The Yardbirds, or so do the almighty critics tell us, was the band that gave us the talent of some of the first guitar “virtuosos” in rock music, spawning no less than Eric Clapton (he of Cream, Derek and The Dominos and solo fame), Jeff Beck (he of...uh, the Jeff Beck Group fame and the main inspiration for Spinal Tap’s Nigel Tufnel) and Jimmy Page (he of Led Zeppelin fame). Yet they are wrong if they think that’s all the Yardbirds were about.
Just listening to their music you get a feeling of exhilaration that few bands from that era gave, they possessed a sense of desperation and energy that made you smash your head to the wall or dance like a lunatic; sure, they had a very refined perfection to their playing but that counts for squat if it wasn’t for the way they played, like they meant it and with everything they had.

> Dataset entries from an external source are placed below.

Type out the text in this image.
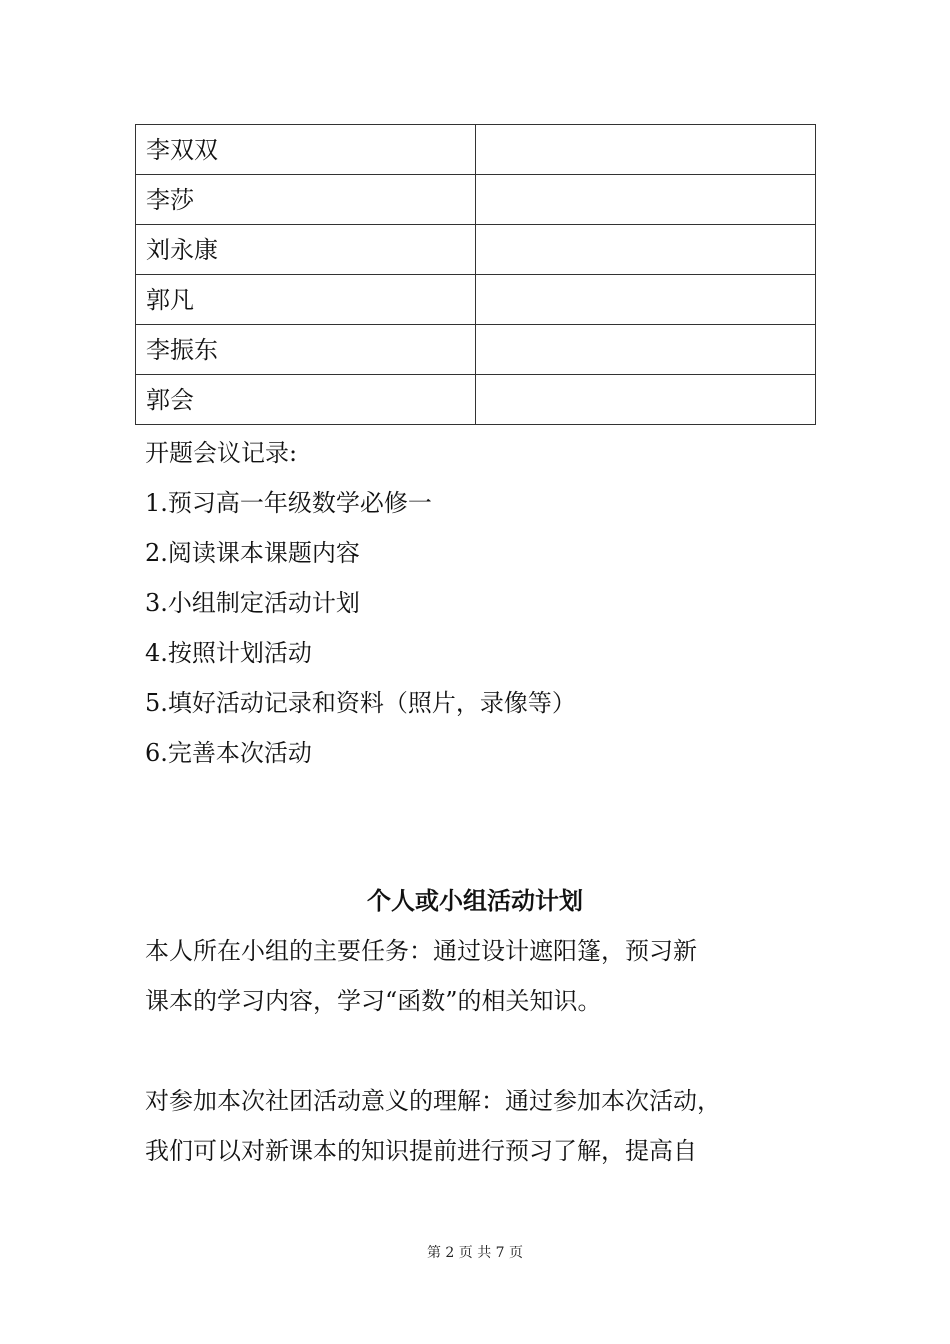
李双双	
李莎	
刘永康	
郭凡	
李振东	
郭会	
开题会议记录:
1.预习高一年级数学必修一
2.阅读课本课题内容
3.小组制定活动计划
4.按照计划活动
5.填好活动记录和资料（照片，录像等）
6.完善本次活动
个人或小组活动计划
本人所在小组的主要任务：通过设计遮阳篷，预习新
课本的学习内容，学习“函数”的相关知识。
对参加本次社团活动意义的理解：通过参加本次活动，
我们可以对新课本的知识提前进行预习了解，提高自
第 2 页 共 7 页
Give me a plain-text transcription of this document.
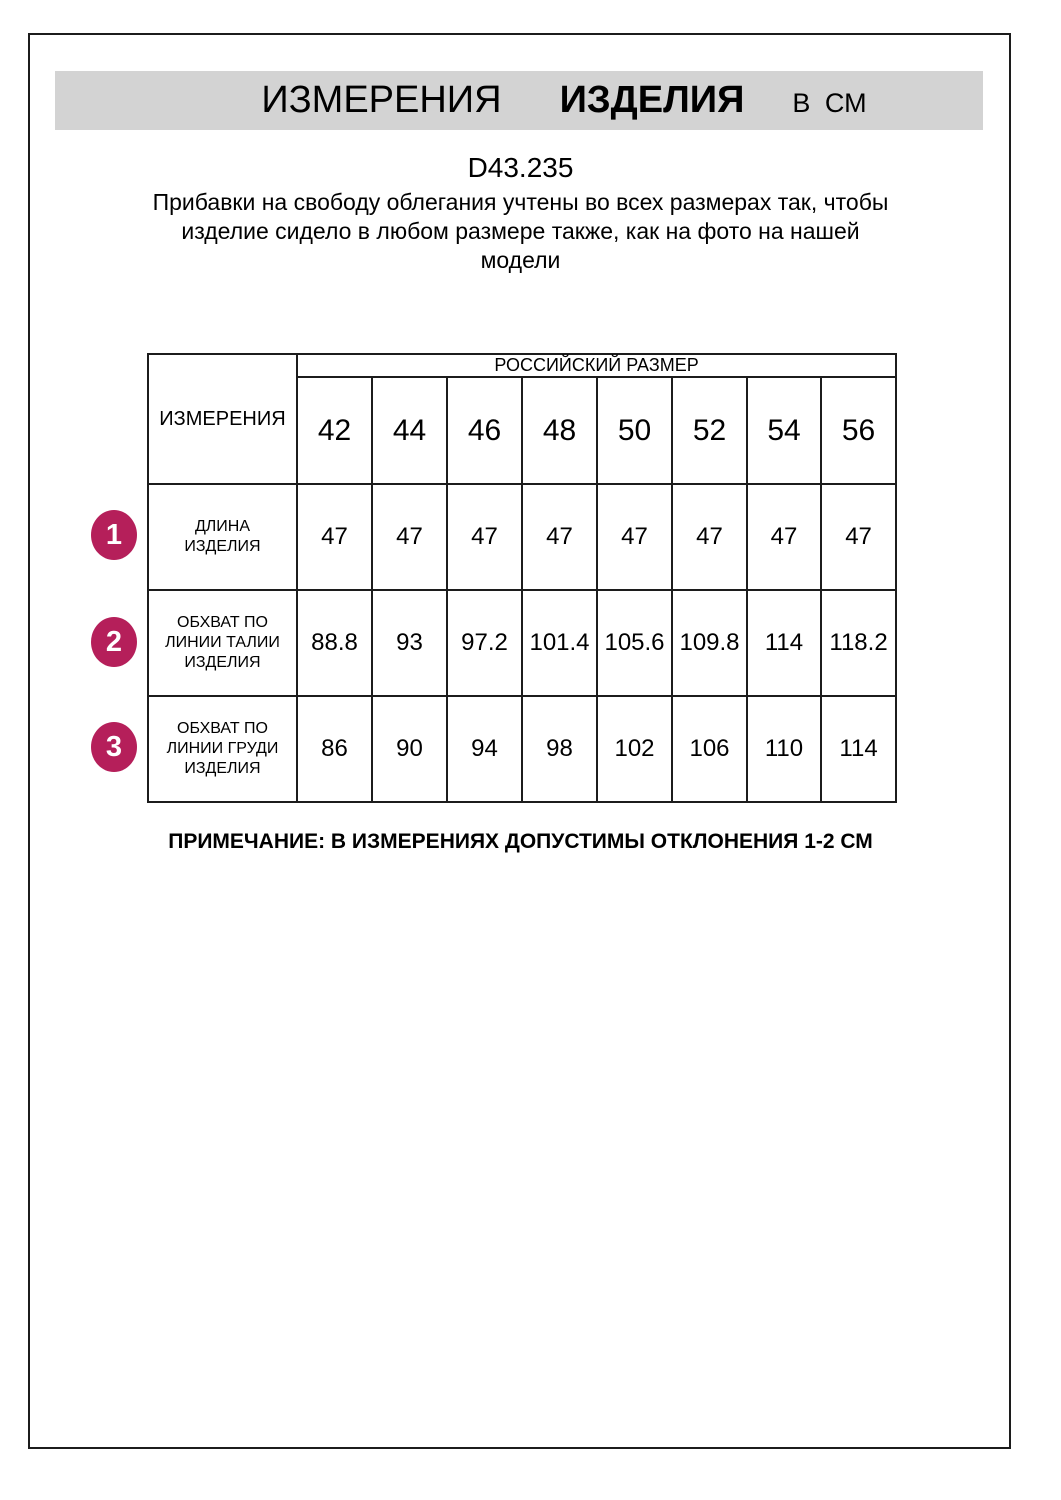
ИЗМЕРЕНИЯ ИЗДЕЛИЯ В СМ
D43.235
Прибавки на свободу облегания учтены во всех размерах так, чтобы
изделие сидело в любом размере также, как на фото на нашей
модели
ИЗМЕРЕНИЯ	РОССИЙСКИЙ РАЗМЕР							
	42	44	46	48	50	52	54	56
ДЛИНА ИЗДЕЛИЯ	47	47	47	47	47	47	47	47
ОБХВАТ ПО ЛИНИИ ТАЛИИ ИЗДЕЛИЯ	88.8	93	97.2	101.4	105.6	109.8	114	118.2
ОБХВАТ ПО ЛИНИИ ГРУДИ ИЗДЕЛИЯ	86	90	94	98	102	106	110	114
1
2
3
ПРИМЕЧАНИЕ: В ИЗМЕРЕНИЯХ ДОПУСТИМЫ ОТКЛОНЕНИЯ 1-2 СМ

No wonder most garage took upon their sound and it wasn’t until the slash-and-burn excesses of Blue Cheer, the Stooges and the MC5 that those levels of energy were exceded.
Not only were the guitar players excellent in this band, they were all a classic case of the “sum is better than the individual parts” that most great bands have; one of their greatest achievements was the so called rave up part of their songs, a section where they would concentrate into playing harder and more intense until the sound exploded just to go back to where they left off and finish the song (almost 30 years before Daydream Nation), Keith Relf sang with such bravado and intensity but hardly ever letting his voice get out of control, he was not just making the blues standards they used to cover jump, he made them scream! I call bollocks on the reason why Clapton left the Yardbirds, he wasn’t offended by them abandoning their purist roots since they would inject those pure blues numbers with so much adrenaline that they turned them into something else, something that was almost beyond rock back then, something original and all their fucking own.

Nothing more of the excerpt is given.